Don Fandetti (Sell-side Equity Research Analyst)

Okay. What was it that sort of came in so much better in the third quarter? Just trying to better understand how that moves that much. Is it just competitive dynamics?

Amber Kramer (CFO)

Well, rates didn't rise as much as they were expected to. You know, there's just the demand was strong. Didn't seem to push the rates. It didn't seem to push our gain on sale margin down pricing.

Don Fandetti (Sell-side Equity Research Analyst)

Got it. Okay. Well, like I said, I mean, it's great to see the estimates conservative. I was just curious what sort of drove it, but thank you.

Operator (participant)

Our next question comes from the line of Rick Shane with JPMorgan. You may proceed with your question.

Rick Shane (Sell-side Equity Research Analyst)
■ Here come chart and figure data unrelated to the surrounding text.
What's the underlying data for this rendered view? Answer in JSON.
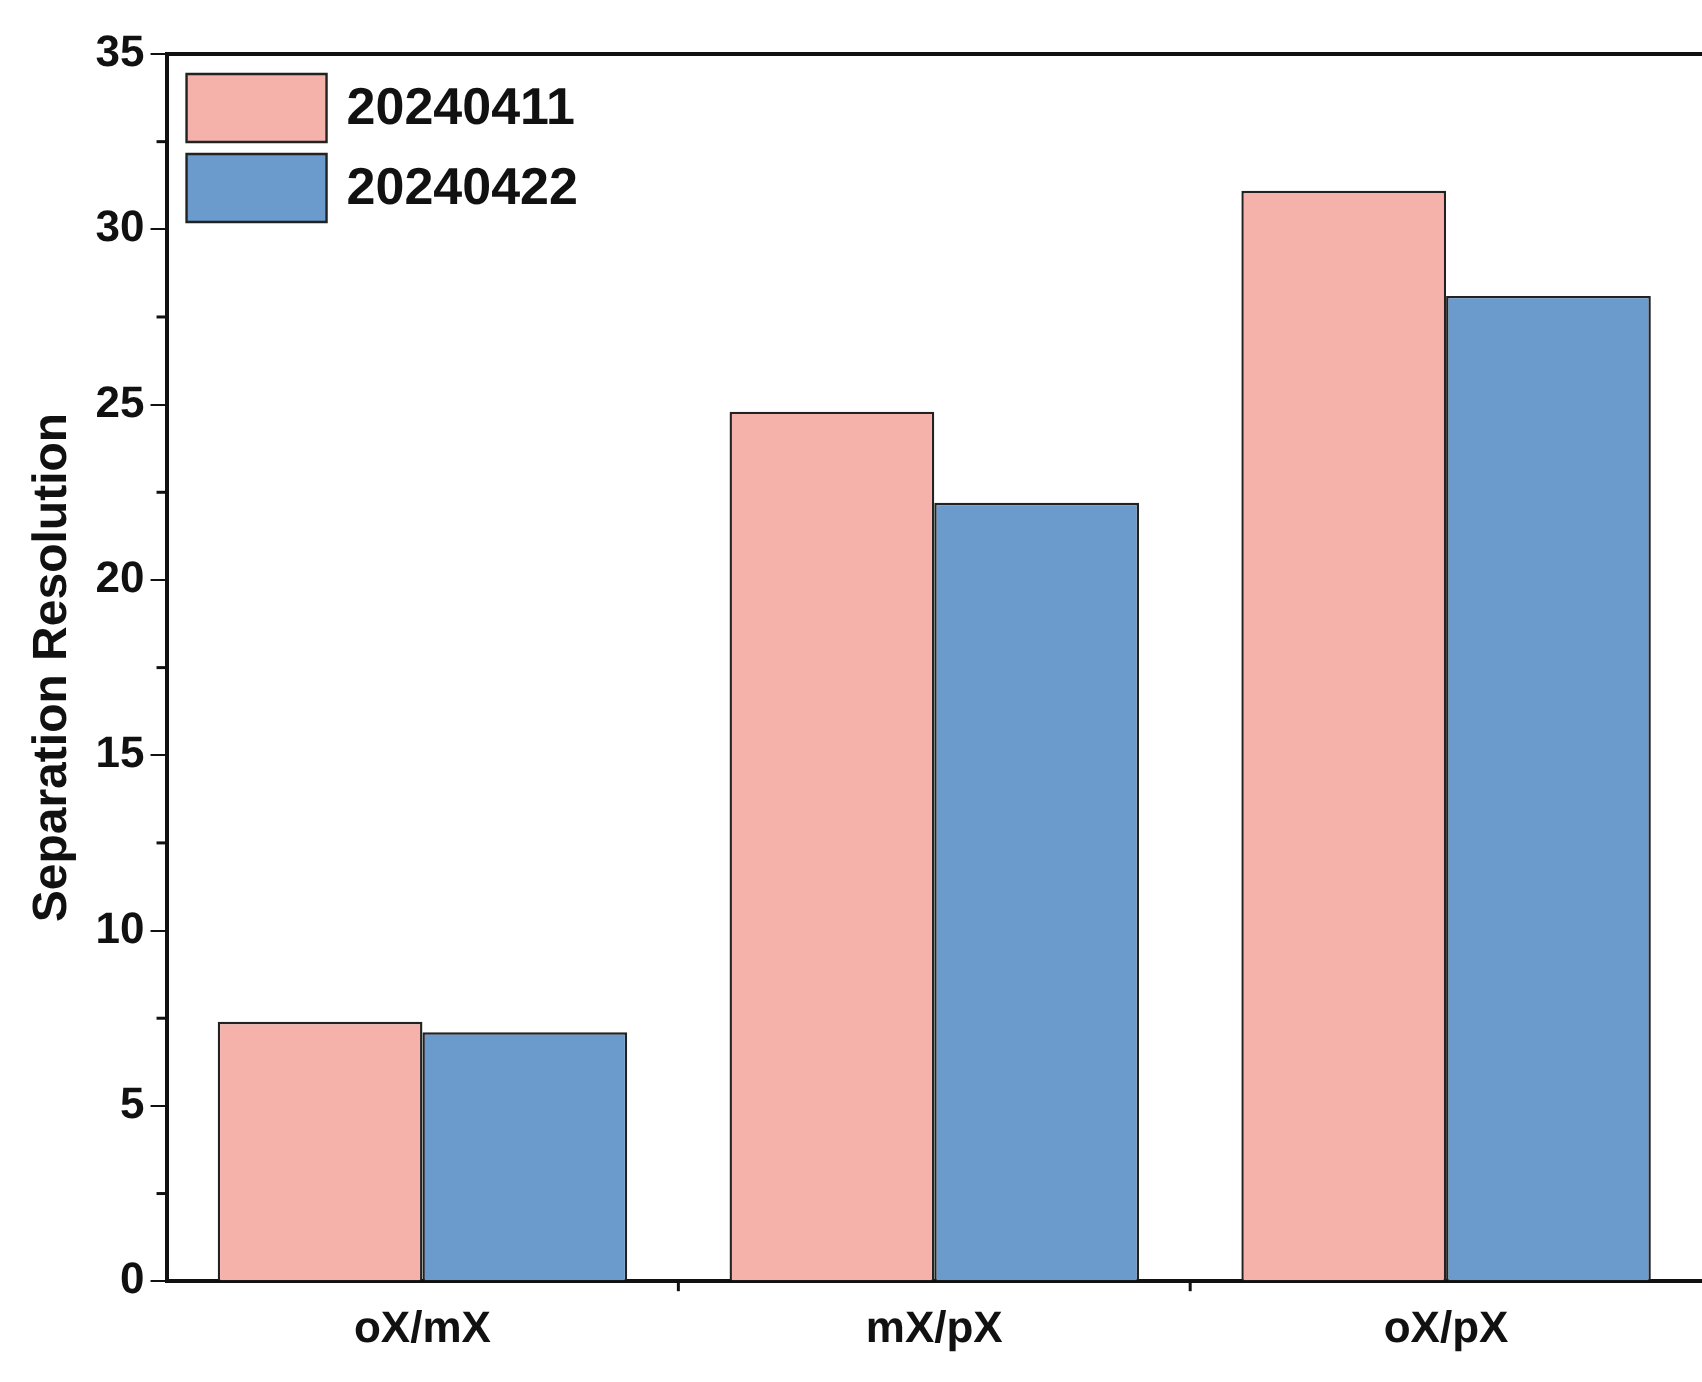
{
  "chart_data": {
    "type": "bar",
    "ylabel": "Separation Resolution",
    "categories": [
      "oX/mX",
      "mX/pX",
      "oX/pX"
    ],
    "series": [
      {
        "name": "20240411",
        "color": "#f5b2ab",
        "values": [
          7.4,
          24.8,
          31.1
        ]
      },
      {
        "name": "20240422",
        "color": "#6a9bcc",
        "values": [
          7.1,
          22.2,
          28.1
        ]
      }
    ],
    "ylim": [
      0,
      35
    ],
    "yticks": [
      0,
      5,
      10,
      15,
      20,
      25,
      30,
      35
    ],
    "grid": false,
    "legend": "top left"
  }
}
Hey, guys. I owe you a clarification. I dialed into your $5 billion roughly amortization number, which gets to a 30% CPR. Since I sort of incorrectly walked through that logic on the call, I felt I owed everybody a clearer number.

Mary Ann McGarry (CEO)

Thank you, Rick.

Operator (participant)

At this time, we have reached the end of the question and answer session, and I would like to turn the call back over to Mary Ann for any closing remarks.

Mary Ann McGarry (CEO)

Well, thank you for joining us today, and have a great holiday season. Stay healthy, and we look forward to updating you on our next call. Thank you.

Operator (participant)

This concludes today's conference. You may disconnect your lines at this time. Thank you very much for joining, and have a great day.